= Hugh Hughes (MP) =

Member of the Parliament of England

Hugh Hughes (died 1609), of Plas Coch, Porthamel, Anglesey, was a Welsh politician.

He was the eldest son of David Lloyd ap Hugh of Porthamel Isa and the first person in the family to adopt a surname (Hughes). He was educated at Cambridge University (1564) and Lincoln's Inn (1571), and was called to the bar in 1580. He succeeded his father in 1574, inheriting the Porthamel Isa estate, on which he built Plas Coch in 1569.

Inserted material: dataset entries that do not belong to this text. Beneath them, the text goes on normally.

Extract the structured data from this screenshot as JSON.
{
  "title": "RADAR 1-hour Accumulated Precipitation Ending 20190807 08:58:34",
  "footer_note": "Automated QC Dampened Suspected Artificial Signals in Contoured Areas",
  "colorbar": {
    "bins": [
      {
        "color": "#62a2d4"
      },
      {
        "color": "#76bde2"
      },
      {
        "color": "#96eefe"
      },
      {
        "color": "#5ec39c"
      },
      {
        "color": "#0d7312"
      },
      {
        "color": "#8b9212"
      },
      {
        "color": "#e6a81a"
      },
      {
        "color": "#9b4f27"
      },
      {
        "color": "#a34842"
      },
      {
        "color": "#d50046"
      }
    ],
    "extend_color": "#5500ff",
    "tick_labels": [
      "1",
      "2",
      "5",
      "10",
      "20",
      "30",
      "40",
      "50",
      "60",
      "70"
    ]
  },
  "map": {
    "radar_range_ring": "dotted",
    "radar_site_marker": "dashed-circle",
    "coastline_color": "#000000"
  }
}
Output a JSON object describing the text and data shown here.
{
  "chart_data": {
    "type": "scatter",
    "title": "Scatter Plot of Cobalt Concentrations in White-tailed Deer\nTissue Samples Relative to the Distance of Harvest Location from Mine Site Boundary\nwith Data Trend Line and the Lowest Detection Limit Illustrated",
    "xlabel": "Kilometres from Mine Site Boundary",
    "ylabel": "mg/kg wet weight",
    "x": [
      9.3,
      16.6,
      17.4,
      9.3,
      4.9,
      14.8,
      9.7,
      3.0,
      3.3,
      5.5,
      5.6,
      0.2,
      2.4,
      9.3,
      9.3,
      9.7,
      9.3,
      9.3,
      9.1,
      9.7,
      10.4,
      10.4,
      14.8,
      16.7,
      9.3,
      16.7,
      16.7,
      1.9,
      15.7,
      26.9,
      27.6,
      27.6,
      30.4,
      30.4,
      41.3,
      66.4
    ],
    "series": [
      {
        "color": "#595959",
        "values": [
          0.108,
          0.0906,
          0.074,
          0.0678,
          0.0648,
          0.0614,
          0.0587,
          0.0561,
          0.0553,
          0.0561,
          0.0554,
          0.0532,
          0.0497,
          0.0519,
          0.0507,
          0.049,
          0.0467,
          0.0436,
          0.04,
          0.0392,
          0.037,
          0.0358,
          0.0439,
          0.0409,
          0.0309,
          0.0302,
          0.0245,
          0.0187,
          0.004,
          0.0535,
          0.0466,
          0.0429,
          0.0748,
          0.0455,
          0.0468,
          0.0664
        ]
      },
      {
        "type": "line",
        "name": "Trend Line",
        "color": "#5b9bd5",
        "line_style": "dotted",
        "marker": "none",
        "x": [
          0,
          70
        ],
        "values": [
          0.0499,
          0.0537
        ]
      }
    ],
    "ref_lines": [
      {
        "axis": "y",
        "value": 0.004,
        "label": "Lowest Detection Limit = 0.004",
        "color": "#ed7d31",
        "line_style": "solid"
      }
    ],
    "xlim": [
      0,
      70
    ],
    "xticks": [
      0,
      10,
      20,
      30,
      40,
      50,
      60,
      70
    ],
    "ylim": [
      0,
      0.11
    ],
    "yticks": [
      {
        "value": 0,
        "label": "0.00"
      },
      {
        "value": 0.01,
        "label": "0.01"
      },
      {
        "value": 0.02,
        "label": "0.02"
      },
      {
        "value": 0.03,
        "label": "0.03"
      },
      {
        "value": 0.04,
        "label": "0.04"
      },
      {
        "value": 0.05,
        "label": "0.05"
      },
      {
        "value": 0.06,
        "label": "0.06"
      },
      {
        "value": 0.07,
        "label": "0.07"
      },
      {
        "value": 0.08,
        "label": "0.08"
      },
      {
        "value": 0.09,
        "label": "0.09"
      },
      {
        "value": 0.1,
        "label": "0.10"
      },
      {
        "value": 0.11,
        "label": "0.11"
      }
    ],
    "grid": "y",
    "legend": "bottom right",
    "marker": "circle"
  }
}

He was appointed a justice of the peace for Anglesey by 1577, for Caernarvonshire and Merioneth by 1591 and High Sheriff of Anglesey for 1580–81, 1591–92 and 1599–1600. He was bencher at Lincoln's Inn in 1594, Autumn reader in 1595, and treasurer in 1602–03. He was deputy Queen's attorney for Anglesey, Caernarvonshire and Merioneth in 1589 and 1592 and attorney for Anglesey, Caernarvon, Cheshire, Flintshire and Merioneth in 1596. He was a member of the Council of the Marches of Wales. 1601.

He was elected a member (MP) of the Parliament of England for Anglesey in 1597.

He married Elizabeth, the daughter of Simon Montagu of Brigstock, Northamptonshire and had one son and heir, Roger, and three daughters.